I can feel the tears about to rush out of my tear ducts and pour profusely down my face. I chose to reserve those tears for my alone time with God. I kept a firm yet happy countenance as we opened the dividers and let our other batch mates in.
We proceeded downstairs to head to our school-church’s auditorium. I wore my black, filtering shades because I realized I could not hide the tears any longer. I chose a path not-so-distanced from my classmates to avoid empathetic questions. I only had one question and it’s directed to God and myself. Why?
I took my iPod and wished I had the song “Just Once” so I could sing to the first verse and relate. I sung it in my head.
“I did my best, but I guess my best wasn’t good enough. ‘Cause here I am back where I was before….”

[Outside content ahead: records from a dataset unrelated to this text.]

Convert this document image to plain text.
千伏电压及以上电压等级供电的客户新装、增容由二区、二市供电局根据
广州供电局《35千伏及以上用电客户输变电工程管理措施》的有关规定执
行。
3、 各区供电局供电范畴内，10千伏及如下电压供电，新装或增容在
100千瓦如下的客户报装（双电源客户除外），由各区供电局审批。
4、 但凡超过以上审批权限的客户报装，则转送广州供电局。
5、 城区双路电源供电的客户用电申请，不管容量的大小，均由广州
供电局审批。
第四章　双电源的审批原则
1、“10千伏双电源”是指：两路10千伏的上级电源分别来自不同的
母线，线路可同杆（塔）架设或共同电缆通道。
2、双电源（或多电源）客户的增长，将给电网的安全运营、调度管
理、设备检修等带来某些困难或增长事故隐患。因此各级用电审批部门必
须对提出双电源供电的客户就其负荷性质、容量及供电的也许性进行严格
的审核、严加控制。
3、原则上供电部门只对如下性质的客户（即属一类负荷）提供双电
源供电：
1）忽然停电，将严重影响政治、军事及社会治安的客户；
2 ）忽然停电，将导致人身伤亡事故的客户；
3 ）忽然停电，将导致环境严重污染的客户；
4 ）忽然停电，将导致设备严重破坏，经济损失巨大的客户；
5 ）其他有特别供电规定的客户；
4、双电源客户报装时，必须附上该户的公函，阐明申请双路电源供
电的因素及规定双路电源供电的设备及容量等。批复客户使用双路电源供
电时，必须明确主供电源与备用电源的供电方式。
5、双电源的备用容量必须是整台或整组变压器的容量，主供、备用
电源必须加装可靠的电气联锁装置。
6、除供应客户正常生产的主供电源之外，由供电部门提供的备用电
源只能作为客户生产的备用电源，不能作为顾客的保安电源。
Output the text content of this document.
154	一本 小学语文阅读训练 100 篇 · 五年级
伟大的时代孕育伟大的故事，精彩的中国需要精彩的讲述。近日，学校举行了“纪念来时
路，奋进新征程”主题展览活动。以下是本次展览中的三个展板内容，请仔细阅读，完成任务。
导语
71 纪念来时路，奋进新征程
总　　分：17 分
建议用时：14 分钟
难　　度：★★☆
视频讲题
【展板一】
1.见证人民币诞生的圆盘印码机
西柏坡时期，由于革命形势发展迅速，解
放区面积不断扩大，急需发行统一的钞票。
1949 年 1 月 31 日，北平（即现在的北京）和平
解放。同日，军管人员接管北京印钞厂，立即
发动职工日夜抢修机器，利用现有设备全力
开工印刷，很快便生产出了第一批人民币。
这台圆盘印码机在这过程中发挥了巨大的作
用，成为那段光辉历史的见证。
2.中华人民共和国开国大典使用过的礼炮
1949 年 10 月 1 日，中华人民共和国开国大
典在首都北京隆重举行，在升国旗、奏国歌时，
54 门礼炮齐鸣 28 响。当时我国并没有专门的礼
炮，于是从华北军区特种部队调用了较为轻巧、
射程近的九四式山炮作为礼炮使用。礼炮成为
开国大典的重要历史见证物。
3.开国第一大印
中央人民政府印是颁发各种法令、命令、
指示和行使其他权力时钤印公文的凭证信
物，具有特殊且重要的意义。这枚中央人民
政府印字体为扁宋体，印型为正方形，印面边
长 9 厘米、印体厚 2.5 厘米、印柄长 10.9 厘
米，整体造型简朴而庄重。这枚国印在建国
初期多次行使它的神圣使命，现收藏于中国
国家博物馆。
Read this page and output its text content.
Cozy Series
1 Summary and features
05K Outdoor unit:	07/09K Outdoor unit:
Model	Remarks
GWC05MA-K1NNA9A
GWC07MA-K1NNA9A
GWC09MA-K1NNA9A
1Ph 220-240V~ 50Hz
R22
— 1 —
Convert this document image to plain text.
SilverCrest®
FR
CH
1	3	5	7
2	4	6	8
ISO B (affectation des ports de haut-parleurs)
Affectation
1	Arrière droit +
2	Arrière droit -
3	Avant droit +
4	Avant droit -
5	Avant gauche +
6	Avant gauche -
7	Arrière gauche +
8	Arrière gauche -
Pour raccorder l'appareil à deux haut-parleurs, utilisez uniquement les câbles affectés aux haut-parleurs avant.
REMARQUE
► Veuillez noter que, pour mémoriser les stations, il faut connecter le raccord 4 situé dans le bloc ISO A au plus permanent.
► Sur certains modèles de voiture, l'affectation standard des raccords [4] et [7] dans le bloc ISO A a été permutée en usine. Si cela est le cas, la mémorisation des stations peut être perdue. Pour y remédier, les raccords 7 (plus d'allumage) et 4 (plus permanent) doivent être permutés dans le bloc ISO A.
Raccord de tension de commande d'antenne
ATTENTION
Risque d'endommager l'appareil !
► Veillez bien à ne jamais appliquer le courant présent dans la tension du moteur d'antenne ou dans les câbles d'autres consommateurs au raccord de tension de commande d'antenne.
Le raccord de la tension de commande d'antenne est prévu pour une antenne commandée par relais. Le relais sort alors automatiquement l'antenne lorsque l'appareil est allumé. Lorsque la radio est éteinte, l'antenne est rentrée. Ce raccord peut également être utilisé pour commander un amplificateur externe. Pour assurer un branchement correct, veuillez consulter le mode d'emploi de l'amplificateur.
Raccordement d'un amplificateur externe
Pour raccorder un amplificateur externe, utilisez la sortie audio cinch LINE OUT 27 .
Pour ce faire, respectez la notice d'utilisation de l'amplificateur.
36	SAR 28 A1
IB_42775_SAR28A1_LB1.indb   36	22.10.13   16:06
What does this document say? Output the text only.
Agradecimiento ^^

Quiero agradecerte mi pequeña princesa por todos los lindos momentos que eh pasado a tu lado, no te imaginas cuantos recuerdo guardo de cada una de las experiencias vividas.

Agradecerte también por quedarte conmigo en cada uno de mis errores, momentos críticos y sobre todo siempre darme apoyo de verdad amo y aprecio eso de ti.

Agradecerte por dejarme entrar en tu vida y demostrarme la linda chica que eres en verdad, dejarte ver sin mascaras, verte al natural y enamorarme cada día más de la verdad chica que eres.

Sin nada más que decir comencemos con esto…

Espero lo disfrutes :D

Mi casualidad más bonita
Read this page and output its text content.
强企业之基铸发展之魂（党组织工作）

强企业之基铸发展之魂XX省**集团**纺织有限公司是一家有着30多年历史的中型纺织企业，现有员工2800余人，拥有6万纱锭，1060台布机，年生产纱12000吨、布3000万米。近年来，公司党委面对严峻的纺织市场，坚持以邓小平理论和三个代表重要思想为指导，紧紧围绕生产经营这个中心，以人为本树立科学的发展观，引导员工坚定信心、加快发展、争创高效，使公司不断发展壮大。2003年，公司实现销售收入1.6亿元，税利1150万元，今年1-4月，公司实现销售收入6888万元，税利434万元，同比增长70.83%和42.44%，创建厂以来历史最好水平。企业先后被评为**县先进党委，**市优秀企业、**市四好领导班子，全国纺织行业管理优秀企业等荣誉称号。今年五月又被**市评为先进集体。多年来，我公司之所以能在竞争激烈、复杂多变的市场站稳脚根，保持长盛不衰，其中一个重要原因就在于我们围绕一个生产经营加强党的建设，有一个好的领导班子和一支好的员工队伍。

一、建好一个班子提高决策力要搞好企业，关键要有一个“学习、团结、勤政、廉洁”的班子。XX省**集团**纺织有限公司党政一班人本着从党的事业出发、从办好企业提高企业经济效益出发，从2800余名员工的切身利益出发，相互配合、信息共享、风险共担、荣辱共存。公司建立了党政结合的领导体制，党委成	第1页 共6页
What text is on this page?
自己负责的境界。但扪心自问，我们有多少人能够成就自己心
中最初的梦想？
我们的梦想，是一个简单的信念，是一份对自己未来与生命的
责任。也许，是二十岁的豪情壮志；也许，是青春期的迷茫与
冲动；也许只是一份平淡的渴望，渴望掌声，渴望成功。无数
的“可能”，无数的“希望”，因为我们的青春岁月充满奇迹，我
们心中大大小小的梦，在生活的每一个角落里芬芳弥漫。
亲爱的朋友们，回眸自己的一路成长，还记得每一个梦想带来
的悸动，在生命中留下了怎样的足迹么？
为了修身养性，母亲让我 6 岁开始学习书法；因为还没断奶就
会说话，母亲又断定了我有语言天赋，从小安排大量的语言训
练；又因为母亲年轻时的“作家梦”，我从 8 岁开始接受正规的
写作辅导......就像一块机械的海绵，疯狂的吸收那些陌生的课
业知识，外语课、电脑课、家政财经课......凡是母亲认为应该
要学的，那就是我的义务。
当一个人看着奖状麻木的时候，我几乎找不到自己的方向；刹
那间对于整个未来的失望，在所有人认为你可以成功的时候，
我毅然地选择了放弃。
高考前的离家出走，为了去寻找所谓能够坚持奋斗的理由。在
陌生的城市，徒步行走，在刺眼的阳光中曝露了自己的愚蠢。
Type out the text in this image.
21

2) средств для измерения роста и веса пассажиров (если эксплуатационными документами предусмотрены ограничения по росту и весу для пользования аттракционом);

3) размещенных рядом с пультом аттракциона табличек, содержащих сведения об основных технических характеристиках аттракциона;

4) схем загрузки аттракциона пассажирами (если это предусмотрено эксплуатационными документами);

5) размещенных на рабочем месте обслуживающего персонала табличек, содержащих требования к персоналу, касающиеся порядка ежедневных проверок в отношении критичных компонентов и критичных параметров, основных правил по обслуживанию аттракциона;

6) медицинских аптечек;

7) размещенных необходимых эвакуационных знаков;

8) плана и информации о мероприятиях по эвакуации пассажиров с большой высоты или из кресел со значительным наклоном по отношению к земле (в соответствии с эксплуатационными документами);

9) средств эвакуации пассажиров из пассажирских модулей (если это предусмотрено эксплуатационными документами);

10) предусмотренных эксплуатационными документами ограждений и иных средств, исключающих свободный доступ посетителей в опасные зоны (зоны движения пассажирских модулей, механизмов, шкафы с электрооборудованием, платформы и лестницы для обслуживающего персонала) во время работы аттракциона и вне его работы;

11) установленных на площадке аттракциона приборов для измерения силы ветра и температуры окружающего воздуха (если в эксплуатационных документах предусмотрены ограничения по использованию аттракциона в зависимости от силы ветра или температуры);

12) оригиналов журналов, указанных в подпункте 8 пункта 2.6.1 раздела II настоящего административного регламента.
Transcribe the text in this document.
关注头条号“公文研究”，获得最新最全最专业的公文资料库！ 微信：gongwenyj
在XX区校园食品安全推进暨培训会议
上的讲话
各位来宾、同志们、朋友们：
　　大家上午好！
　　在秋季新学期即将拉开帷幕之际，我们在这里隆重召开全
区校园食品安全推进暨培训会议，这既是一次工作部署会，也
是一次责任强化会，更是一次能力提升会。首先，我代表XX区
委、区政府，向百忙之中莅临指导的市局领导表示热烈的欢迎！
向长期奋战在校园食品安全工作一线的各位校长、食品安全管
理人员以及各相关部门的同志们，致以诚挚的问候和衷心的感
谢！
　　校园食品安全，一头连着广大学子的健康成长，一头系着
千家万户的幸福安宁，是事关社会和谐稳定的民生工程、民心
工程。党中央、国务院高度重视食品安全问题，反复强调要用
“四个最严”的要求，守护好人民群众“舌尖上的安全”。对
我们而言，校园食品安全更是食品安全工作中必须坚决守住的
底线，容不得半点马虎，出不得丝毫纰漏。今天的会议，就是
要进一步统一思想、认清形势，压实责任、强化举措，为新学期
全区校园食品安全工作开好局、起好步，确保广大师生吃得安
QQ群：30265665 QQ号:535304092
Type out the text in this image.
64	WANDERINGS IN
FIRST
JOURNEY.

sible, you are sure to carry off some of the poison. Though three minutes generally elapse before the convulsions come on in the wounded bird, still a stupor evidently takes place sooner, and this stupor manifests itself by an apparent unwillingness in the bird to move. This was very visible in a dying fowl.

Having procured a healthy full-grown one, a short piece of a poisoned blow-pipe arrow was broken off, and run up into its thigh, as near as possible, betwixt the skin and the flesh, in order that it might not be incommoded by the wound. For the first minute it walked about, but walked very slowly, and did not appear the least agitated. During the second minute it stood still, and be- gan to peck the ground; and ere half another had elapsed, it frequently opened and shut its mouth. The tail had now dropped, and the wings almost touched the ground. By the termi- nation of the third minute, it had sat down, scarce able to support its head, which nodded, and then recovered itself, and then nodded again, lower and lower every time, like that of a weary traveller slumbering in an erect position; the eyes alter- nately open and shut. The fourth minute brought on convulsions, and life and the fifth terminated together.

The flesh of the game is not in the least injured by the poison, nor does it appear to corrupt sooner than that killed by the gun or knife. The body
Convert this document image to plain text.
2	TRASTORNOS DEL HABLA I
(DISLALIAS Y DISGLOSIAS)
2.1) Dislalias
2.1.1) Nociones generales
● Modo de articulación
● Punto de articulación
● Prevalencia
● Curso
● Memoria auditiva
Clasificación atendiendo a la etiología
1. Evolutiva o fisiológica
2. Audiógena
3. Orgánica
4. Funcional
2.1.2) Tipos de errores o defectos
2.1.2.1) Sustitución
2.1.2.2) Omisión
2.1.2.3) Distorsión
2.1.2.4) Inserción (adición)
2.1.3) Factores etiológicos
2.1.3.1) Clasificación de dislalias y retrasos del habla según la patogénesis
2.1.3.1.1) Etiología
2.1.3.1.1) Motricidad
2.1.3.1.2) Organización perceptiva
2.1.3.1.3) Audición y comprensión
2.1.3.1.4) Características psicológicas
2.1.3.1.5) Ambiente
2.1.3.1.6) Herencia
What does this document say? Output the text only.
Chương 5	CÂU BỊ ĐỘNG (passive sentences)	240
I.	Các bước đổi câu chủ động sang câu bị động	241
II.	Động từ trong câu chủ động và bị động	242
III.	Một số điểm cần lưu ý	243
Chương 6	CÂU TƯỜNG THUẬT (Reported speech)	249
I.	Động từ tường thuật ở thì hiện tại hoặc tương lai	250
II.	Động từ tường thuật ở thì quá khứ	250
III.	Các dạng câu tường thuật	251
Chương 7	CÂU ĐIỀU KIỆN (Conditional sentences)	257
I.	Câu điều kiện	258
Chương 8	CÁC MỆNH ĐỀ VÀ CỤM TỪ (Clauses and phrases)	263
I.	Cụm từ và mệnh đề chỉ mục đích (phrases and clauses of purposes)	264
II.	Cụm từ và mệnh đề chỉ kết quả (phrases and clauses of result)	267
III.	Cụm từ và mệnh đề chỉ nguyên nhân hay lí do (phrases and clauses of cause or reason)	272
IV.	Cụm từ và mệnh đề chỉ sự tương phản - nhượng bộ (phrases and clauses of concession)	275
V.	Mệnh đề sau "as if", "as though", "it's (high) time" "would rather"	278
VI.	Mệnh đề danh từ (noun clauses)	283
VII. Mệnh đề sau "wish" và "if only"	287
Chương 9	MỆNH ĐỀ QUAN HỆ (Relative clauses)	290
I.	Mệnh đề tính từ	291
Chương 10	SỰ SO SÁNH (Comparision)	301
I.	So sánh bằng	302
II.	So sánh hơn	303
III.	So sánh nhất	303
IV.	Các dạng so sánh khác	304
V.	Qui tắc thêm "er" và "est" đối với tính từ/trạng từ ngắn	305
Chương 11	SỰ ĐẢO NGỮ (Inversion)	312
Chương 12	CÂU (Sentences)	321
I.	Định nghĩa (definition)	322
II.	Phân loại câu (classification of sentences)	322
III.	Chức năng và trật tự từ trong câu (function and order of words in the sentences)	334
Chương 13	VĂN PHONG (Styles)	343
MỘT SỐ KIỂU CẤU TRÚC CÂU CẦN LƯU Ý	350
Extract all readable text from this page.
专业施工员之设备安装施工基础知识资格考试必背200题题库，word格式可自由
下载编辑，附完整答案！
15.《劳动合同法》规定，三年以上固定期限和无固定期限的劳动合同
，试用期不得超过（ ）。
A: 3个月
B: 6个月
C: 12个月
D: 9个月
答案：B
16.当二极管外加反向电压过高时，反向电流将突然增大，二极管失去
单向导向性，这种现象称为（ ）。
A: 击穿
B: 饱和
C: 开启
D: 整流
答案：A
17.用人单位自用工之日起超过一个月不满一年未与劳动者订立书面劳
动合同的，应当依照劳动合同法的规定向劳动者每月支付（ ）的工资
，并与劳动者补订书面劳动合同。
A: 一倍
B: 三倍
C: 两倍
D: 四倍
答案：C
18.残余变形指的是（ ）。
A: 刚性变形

Here I am again, back at #3.
Later that evening, as I knelt down in prayer, I burst into tears, the tears I have been trying so hard to control. This time, I can cry all I want and the Person I was gonna cry to would never push me aside nor be judgmental towards me. Once again, God humbled me. He made me realize that I had even more potential and diligence to pour on my education; I wasn’t just seeing it yet. It was not impossible, but it’s certainly difficult. I would rather win third in the most challenging and difficult race in the world than first in the race I know I would ace so easily. When I read the Bible that day, I was encouraged and amazed by the strong and courageous leader, Joshua. An astonishing and seemingly impossible story about him and the Israelites could be found in the 10th chapter of his book. After hearing how Joshua and the Israelites defeated the kings of Jericho and Ai and how the Gibeonites made a peace treaty with them, five Amorite kings conspired against the Gibeonites and attacked them. By doing so, they actually planned their own tragic demise. God used Joshua and the Israelites to help the Gibeonites defeat the evil kings because the Gibeonites were the only foreigners kind enough to God’s chosen nation. As the battle waged, Joshua did an astonishing thing. He commanded, in the presence of God and Israel, the sun to stand still and the moon to stop moving. As a result, “the sun stopped in t he middle of the day and delayed going down about a full day!”
Scientifically, that is impossible! To me, it is very astonishing and amazing! I am also encouraged by the story and Joshua because I know what kind of God I am serving and entrusting my whole life to. Not because we’re sinful, He no longer listens to us. In fact, He delights in answering our prayers, as long as they are aligned to His will.
I may have landed third place in high school, but that is not the end of everything. In fact, it’s just a taste to what the real competition looks like: COLLEGE. I thank God because He never bases His love and acceptance and my worth on medals and other earthly achievement. As long as I performed the best way He wanted me to, I know He’s proud of me. I can see Him smiling.
The sun has not set over my time yet. It’s only beginning to rise.